Hasil penelitian ini sejalan dengan penelitian Evarina (2011) bahwa
terdapat 66,7% responden berpendidikan rendah. Pendidikan yang tidak

memadai merupakan salah satu faktor resiko tingginya HIV/AIDS.


Pendidikan dapat menjadi sarana untuk membuka wawasan sehingga
seseorang dengan pendidikan yang lebih tinggi cenderung lebih mudah
menerima perubahan. Pendidikan rendah mempengaruhi pengetahuan
masyarakat

mengenai

HIV/AIDS,

sehingga

dengan

kurangnya

pengetahuan akan menyebabkan masyarakat rentan terhadap penularan


HIV/AIDS.
5.1.4. Pekerjaan
Data penelitian ini menunjukkan perbedaan proporsi yang
signifikan antara yang bekerja dan tidak bekerja, yaitu tidak bekerja 42%,
bekerja sebagai buruh 38,1% dan wiraswasta 16,7%. Mayoritas responden
tidak bekerja hanya sebagai ibu rumah tangga saja, hal ini disebabkan
sebagian besar tinggal di pedesaan, dan sebagian besar

suaminya

merantau, sehingga ibu-ibu hanya di rumah mengurus anak sebagai ibu


rumah tangga saja.
Meningkatnya HIV/AIDS di kalangan Ibu Rumah Tangga
diperparah dengan anggapan dari Ibu Rumah Tangga yang salah perihal
perilaku-perilaku yang bisa menularkan HIV/AIDS. Padahal, dari tiga
aspek penularan, yakni hubungan seks menyimpang, melahirkan, dan
jarum suntik, perempuan terlibat dalam dua aspek yaitu hubungan seks
dan melahirkan. Jika suami selingkuh hingga melakukan hubungan seks
berisiko tinggi dengan wanita idaman lain atau bahkan wanita pekerja seks

yang terjangkit HIV/AIDS tanpa memakai kondom, bisa dipastikan, saat


berhubungan seks dengan istri, sang suami itu menularkan virus HIV
kepada istrinya. Sementara sang istri tak tahu menahu dengan kondisi
suami di luar rumah, sehingga tak menaruh curiga apa pun saat
berhubungan seks, meski suami telah terjangkit virus HIV. Ibu rumah
tangga menduduki peringkat pertama dari jumlah kumulatif AIDS pada
perempuan tahun 2010 (Komisi Penanggulangan AIDS, 2010).
Hal penelitian ini memperlihatkan secara proporsi sejalan dengan
pola penularan HIV di Indonesia maupun dunia selama 7 tahun terakhir
bahwa infeksi HIV banyak terjadi pada kelompok ibu rumah tangga
(Ditjen PPM dan PL Depkes RI. 2014). Hasil ini tidak sejalan dengan
penelitian Evarina (2011) bahwa mayoritas penderita HIV/AIDS di Medan
berada pada kelompok responden wiraswasta sebanyak (36,7%). Penelitian
yang tidak sejalan juga ditunjukkan oleh penelitian Ika Silvitasari, dkk
(2013) bahwa sebagian besar responden bekerja (65%).
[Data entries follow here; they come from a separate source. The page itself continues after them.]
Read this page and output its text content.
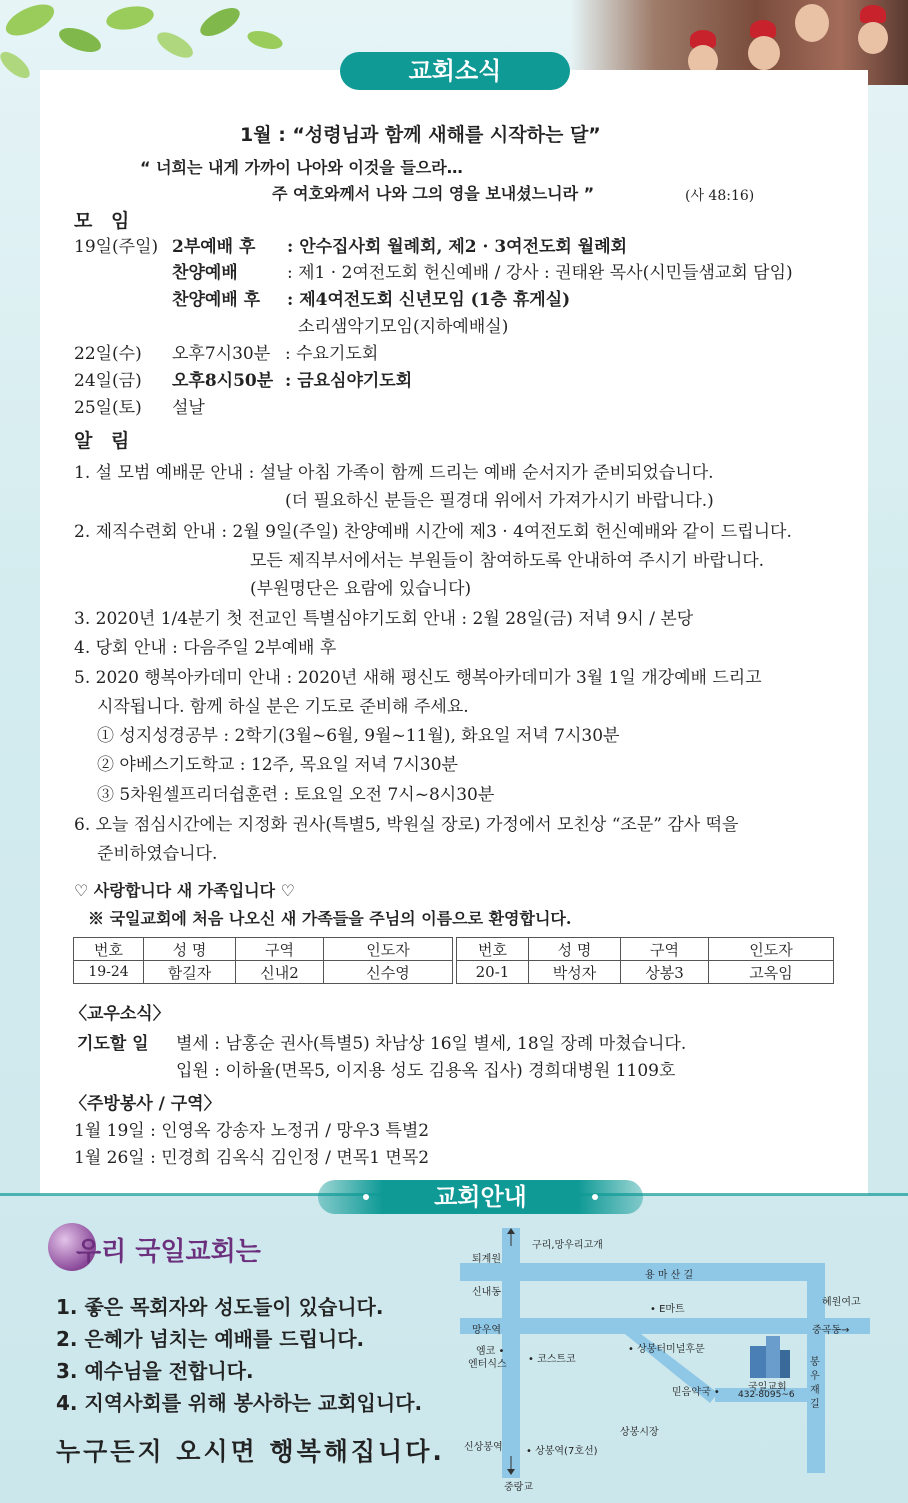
교회소식
1월 : “성령님과 함께 새해를 시작하는 달”
“ 너희는 내게 가까이 나아와 이것을 들으라…
주 여호와께서 나와 그의 영을 보내셨느니라 ”	(사 48:16)
모 임
19일(주일) 2부예배 후 : 안수집사회 월례회, 제2 · 3여전도회 월례회
찬양예배	: 제1 · 2여전도회 헌신예배 / 강사 : 권태완 목사(시민들샘교회 담임)
찬양예배 후 : 제4여전도회 신년모임 (1층 휴게실)
소리샘악기모임(지하예배실)
22일(수) 오후7시30분 : 수요기도회
24일(금) 오후8시50분 : 금요심야기도회
25일(토) 설날
알 림
1. 설 모범 예배문 안내 : 설날 아침 가족이 함께 드리는 예배 순서지가 준비되었습니다.
(더 필요하신 분들은 필경대 위에서 가져가시기 바랍니다.)
2. 제직수련회 안내 : 2월 9일(주일) 찬양예배 시간에 제3 · 4여전도회 헌신예배와 같이 드립니다.
모든 제직부서에서는 부원들이 참여하도록 안내하여 주시기 바랍니다.
(부원명단은 요람에 있습니다)
3. 2020년 1/4분기 첫 전교인 특별심야기도회 안내 : 2월 28일(금) 저녁 9시 / 본당
4. 당회 안내 : 다음주일 2부예배 후
5. 2020 행복아카데미 안내 : 2020년 새해 평신도 행복아카데미가 3월 1일 개강예배 드리고
시작됩니다. 함께 하실 분은 기도로 준비해 주세요.
① 성지성경공부 : 2학기(3월~6월, 9월~11월), 화요일 저녁 7시30분
② 야베스기도학교 : 12주, 목요일 저녁 7시30분
③ 5차원셀프리더쉽훈련 : 토요일 오전 7시~8시30분
6. 오늘 점심시간에는 지정화 권사(특별5, 박원실 장로) 가정에서 모친상 “조문” 감사 떡을
준비하였습니다.
♡ 사랑합니다 새 가족입니다 ♡
※ 국일교회에 처음 나오신 새 가족들을 주님의 이름으로 환영합니다.
번호	성 명	구역	인도자
19-24	함길자	신내2	신수영
번호	성 명	구역	인도자
20-1	박성자	상봉3	고옥임
〈교우소식〉
기도할 일 별세 : 남홍순 권사(특별5) 차남상 16일 별세, 18일 장례 마쳤습니다.
입원 : 이하율(면목5, 이지용 성도 김용옥 집사) 경희대병원 1109호
〈주방봉사 / 구역〉
1월 19일 : 인영옥 강송자 노정귀 / 망우3 특별2
1월 26일 : 민경희 김옥식 김인정 / 면목1 면목2
교회안내
우리 국일교회는
1. 좋은 목회자와 성도들이 있습니다.
2. 은혜가 넘치는 예배를 드립니다.
3. 예수님을 전합니다.
4. 지역사회를 위해 봉사하는 교회입니다.
누구든지 오시면 행복해집니다.
구리,망우리고개
퇴계원
용 마 산 길
신내동
• E마트
혜원여고
망우역	중곡동→
엠코 •
엔터식스 • 코스트코
• 상봉터미널후문
국일교회
432-8095~6
봉우재길
믿음약국 •
상봉시장
신상봉역 • 상봉역(7호선)
중랑교
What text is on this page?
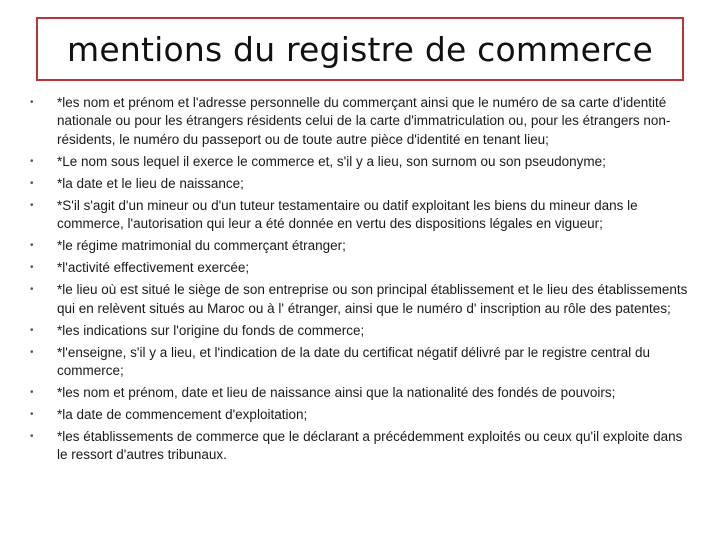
mentions du registre de commerce
• *les nom et prénom et l'adresse personnelle du commerçant ainsi que le numéro de sa carte d'identité nationale ou pour les étrangers résidents celui de la carte d'immatriculation ou, pour les étrangers non-résidents, le numéro du passeport ou de toute autre pièce d'identité en tenant lieu;
• *Le nom sous lequel il exerce le commerce et, s'il y a lieu, son surnom ou son pseudonyme;
• *la date et le lieu de naissance;
• *S'il s'agit d'un mineur ou d'un tuteur testamentaire ou datif exploitant les biens du mineur dans le commerce, l'autorisation qui leur a été donnée en vertu des dispositions légales en vigueur;
• *le régime matrimonial du commerçant étranger;
• *l'activité effectivement exercée;
• *le lieu où est situé le siège de son entreprise ou son principal établissement et le lieu des établissements qui en relèvent situés au Maroc ou à l' étranger, ainsi que le numéro d' inscription au rôle des patentes;
• *les indications sur l'origine du fonds de commerce;
• *l'enseigne, s'il y a lieu, et l'indication de la date du certificat négatif délivré par le registre central du commerce;
• *les nom et prénom, date et lieu de naissance ainsi que la nationalité des fondés de pouvoirs;
• *la date de commencement d'exploitation;
• *les établissements de commerce que le déclarant a précédemment exploités ou ceux qu'il exploite dans le ressort d'autres tribunaux.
5.1.5. Lama terpapar HIV/AIDS


Data penelitian ini menunjukkan bahwa responden terpapar
HIV/AIDS sejak 2-9 bulan yang lalu sebanyak 21 responden (50%). Dari
gambaran tersebut yang perlu diwaspadai di Kabupaten Wonogiri
sebenarnya proporsi penderita HIV/AIDS yang baru. Munculnya angka
kasus baru ini mungkin tidak representatif, karena bisa saja ODHA
tersebut baru teridentifikasi setelah adanya pemeriksaan HIV

positif,

namun sebenarnya mereka sudah lama terinfeksi HIV positif. Selama


selang waktu belum terindentifikasi, ODHA tersebut dapat saja
menularkan HIV kepada orang lain dan menyebabkan fenomena gunung
es terjadi, ini berbahaya.
Bila dibandingkan dengan data nasional untuk kumulatif kasus
ODHA baru dari Ditjen PPM dan PL Depkes RI (2014) yaitu rata-rata
proporsi sebesar 27,67% pertahun, maka peningkatan proporsi kejadian
ODHA baru di Wonogiri berada lebih tinggi dibandingkan dengan
proporsi nasional. Hal ini dikarenakan lapangan kerja yang sempit di
daerah Wonogiri menyebabkan arus urbanisasi ke kota-kota besar di
Indonesia meningkat, yang membuat banyak penduduk Wonogiri
melakukan urbanisasi untuk bekerja di kota dengan pengetahuan yang
sangat minim tentang HIV/AIDS. Dari hasil wawancara sebagian besar
tidak tau kalau terkena HIV, baru mengetahui setelah dilakukan
pemeriksaan di rumah sakit.
5.1.6. Lama Pengobatan
Data penelitian ini menunjukkan bahwa lama pengobatan
responden sebagian besar telah dilaksanakan 2-8 bulan yang lalu sebesar
50%. Menurut Dirjen P3L Kemenkes RI (2011), bahwa pengobatan
ODHA dilaksanakan apabila pemeriksaan laboratorium jumlah sel CD4
<350 sel/mm. Untuk memulai terapi antiretroviral perlu dilakukan
pemeriksaan jumlah CD4 dan penentuan stadium klinis infeksi HIV-nya.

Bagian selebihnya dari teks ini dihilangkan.